## A.2 Normal distribution

Let’s next discuss one particular kind of distribution: normal distributions. Such bell-shaped distributions are defined by two values: (1) the mean $$\mu$$ (“mu”) which locates the center of the distribution and (2) the standard deviation $$\sigma$$ (“sigma”) which determines the variation of the distribution. In Figure A.1, we plot three normal distributions where:

1. The solid normal curve has mean $$\mu = 5$$ & standard deviation $$\sigma = 2$$.
2. The dotted normal curve has mean $$\mu = 5$$ & standard deviation $$\sigma = 5$$.
3. The dashed normal curve has mean $$\mu = 15$$ & standard deviation $$\sigma = 2$$.

Notice how the solid and dotted line normal curves have the same center due to their common mean $$\mu$$ = 5. However, the dotted line normal curve is wider due to its larger standard deviation of $$\sigma$$ = 5. On the other hand, the solid and dashed line normal curves have the same variation due to their common standard deviation $$\sigma$$ = 2. However, they are centered at different locations.

When the mean $$\mu$$ = 0 and the standard deviation $$\sigma$$ = 1, the normal distribution has a special name.
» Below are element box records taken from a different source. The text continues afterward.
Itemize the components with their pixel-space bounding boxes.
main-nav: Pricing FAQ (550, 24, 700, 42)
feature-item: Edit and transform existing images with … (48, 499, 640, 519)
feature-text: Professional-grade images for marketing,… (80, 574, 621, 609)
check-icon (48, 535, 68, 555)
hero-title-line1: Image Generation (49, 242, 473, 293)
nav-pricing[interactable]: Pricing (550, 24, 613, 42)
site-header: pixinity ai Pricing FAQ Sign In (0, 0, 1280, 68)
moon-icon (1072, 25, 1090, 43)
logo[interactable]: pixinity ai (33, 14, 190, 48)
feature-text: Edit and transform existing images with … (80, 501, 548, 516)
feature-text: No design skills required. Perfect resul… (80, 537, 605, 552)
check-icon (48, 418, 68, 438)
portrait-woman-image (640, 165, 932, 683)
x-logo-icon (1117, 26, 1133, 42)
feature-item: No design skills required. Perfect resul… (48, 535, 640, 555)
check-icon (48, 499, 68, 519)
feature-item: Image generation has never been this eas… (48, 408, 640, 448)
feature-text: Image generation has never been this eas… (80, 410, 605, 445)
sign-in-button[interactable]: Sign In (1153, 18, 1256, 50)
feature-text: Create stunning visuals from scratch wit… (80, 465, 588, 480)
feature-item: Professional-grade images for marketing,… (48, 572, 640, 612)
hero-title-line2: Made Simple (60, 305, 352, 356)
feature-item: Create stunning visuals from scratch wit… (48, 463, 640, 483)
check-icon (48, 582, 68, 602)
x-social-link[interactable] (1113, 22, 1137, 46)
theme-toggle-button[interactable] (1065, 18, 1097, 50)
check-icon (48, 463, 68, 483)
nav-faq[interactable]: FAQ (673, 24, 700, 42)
It’s called the standard normal distribution or the $$z$$-curve.

Furthermore, if a variable follows a normal curve, there are three rules of thumb we can use:

1. 68% of values will lie within $$\pm$$ 1 standard deviation of the mean.
2. 95% of values will lie within $$\pm$$ 1.96 $$\approx$$ 2 standard deviations of the mean.
3. 99.7% of values will lie within $$\pm$$ 3 standard deviations of the mean.

Let’s illustrate this on a standard normal curve in Figure A.2. The dashed lines are at -3, -1.96, -1, 0, 1, 1.96, and 3. These 7 lines cut up the x-axis into 8 segments. The areas under the normal curve for each of the 8 segments are marked and add up to 100%. For example:

1. The middle two segments represent the interval -1 to 1. The shaded area above this interval represents 34% + 34% = 68% of the area under the curve. In other words, 68% of values.
2. The middle four segments represent the interval -1.96 to 1.96. The shaded area above this interval represents 13.5% + 34% + 34% + 13.5% = 95% of the area under the curve. In other words, 95% of values.
3. The middle six segments represent the interval -3 to 3. The shaded area above this interval represents 2.35% + 13.5% + 34% + 34% + 13.5% + 2.35% = 99.7% of the area under the curve. In other words, 99.7% of values.

Learning check

Say you have a normal distribution with mean $$\mu = 6$$ and standard deviation $$\sigma = 3$$.

(LCA.1) What proportion of the area under the normal curve is less than 3? Greater than 12? Between 0 and 12?

(LCA.2) What is the 2.5th percentile of the area under the normal curve? The 97.5th percentile? The 100th percentile?